The eccentricities, excuses, and conventional affectations of many real and pretended geniuses he entirely eschews, feeling himself one of the people, and laboring for their elevation.

Neither does he deem it any part of genius to neglect his family, forget to pay his butcher's bill, and ignore the claim of his tailor. His ample house and neat atelier, at the north end of Eagle street, in the city of Albany, are the fruit of his patient and inspiring toil—his chisel has won him moderate fortune as well as world-wide fame.

Photographs of the 'Palmer Marbles' are seen in the show windows of Paris, London, and Berlin, while in this country they help to fill the portfolios of the virtuoso, adorning the walls of the parlor and the private gallery.

Though in youth Palmer did not receive an average common-school education, he converses like a man of liberal culture, showing that he belongs to the class of self-made men.

He has never visited the interminable art palaces of Europe, nor studied, in the sense in which that term is used, the 'old masters;' still he has appropriated all the valuable hints to be obtained from the classic models, without regarding them as the ne plus ultra of artistic execution, and therefore to be only imitated, to the exclusion of the higher ideals of an advanced civilization.

He has an intelligible and correct theory in regard to the fidelity of art to nature. For instance, he insists that he should represent, not imitate; and in making a bust of a man, the sculptor should express the higher moods of his subject, and show him with his better qualities brought to the surface. So the forms of nature should be idealized in the direction of their primitive tendency, and thus art help to express that ineffable longing of the soul, that reaching upward for a perfection that is approximated on earth, but never attained. This idealization is like the humor of Dickens, something more than nature in its grotesqueness, yet a stimulated growth of the natural quality. Palmer always takes nature for his model, and then assimilates it to that ideal beauty which dwells in his imagination and sheds a spiritual halo over the creation of his chisel.

Like every true disciple of genius, he feels that he has a mission to perform, and that he is responsible for the influence he exerts on the tastes and æsthetic culture of the people. As you chat with him in his studio, dressed in his blouse and cap, his dark eye glowing with enthusiasm for his art, or sparkling with playful humor, standing before you tall and vigorous, you see in him one of the earnest workers for the elevation of our humanity.

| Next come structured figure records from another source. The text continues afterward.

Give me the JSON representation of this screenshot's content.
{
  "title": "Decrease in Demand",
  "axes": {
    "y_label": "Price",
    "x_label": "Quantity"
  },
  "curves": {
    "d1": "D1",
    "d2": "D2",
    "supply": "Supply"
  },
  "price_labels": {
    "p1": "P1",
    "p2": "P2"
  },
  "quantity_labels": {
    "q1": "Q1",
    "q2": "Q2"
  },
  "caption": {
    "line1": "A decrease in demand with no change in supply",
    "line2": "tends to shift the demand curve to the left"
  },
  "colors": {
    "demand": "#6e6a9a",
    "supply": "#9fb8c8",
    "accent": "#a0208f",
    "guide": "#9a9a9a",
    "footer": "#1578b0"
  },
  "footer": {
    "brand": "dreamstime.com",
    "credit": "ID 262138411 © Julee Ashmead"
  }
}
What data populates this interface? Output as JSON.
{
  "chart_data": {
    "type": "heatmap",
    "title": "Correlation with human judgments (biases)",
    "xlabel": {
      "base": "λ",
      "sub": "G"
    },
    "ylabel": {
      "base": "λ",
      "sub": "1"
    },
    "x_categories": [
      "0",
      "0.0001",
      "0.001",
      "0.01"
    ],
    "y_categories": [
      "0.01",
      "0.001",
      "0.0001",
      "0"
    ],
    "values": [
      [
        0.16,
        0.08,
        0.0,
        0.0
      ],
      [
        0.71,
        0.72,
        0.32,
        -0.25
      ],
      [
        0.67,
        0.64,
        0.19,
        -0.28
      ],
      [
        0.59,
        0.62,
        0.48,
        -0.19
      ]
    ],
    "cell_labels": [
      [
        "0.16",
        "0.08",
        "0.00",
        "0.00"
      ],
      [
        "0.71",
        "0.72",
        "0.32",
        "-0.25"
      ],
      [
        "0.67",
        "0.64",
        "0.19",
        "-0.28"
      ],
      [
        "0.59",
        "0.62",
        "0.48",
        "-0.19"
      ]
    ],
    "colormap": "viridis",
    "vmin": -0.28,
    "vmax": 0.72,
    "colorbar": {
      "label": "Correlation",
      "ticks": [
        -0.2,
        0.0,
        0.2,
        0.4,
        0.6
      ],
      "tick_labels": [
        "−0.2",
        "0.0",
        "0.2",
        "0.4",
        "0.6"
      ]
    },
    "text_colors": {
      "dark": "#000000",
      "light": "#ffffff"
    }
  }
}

The utilities of the world will take care of themselves: let us foster the beautiful, because, like all divine attributes, man reaches it through striving, and is made better by its contemplation.

Palmer does not look older than forty, and has perhaps not yet attained the fulness of his powers, but has in him the elements of a healthy growth.

Work on, thou almoner of sweetest joys, thou pilgrim in that fairy realm whence come the high ideals of life; work on, striver for the perfect type of beauty and of truth, and in thy progress let the people trace our human nature rising to diviner heights—expanding to sublimer bounds!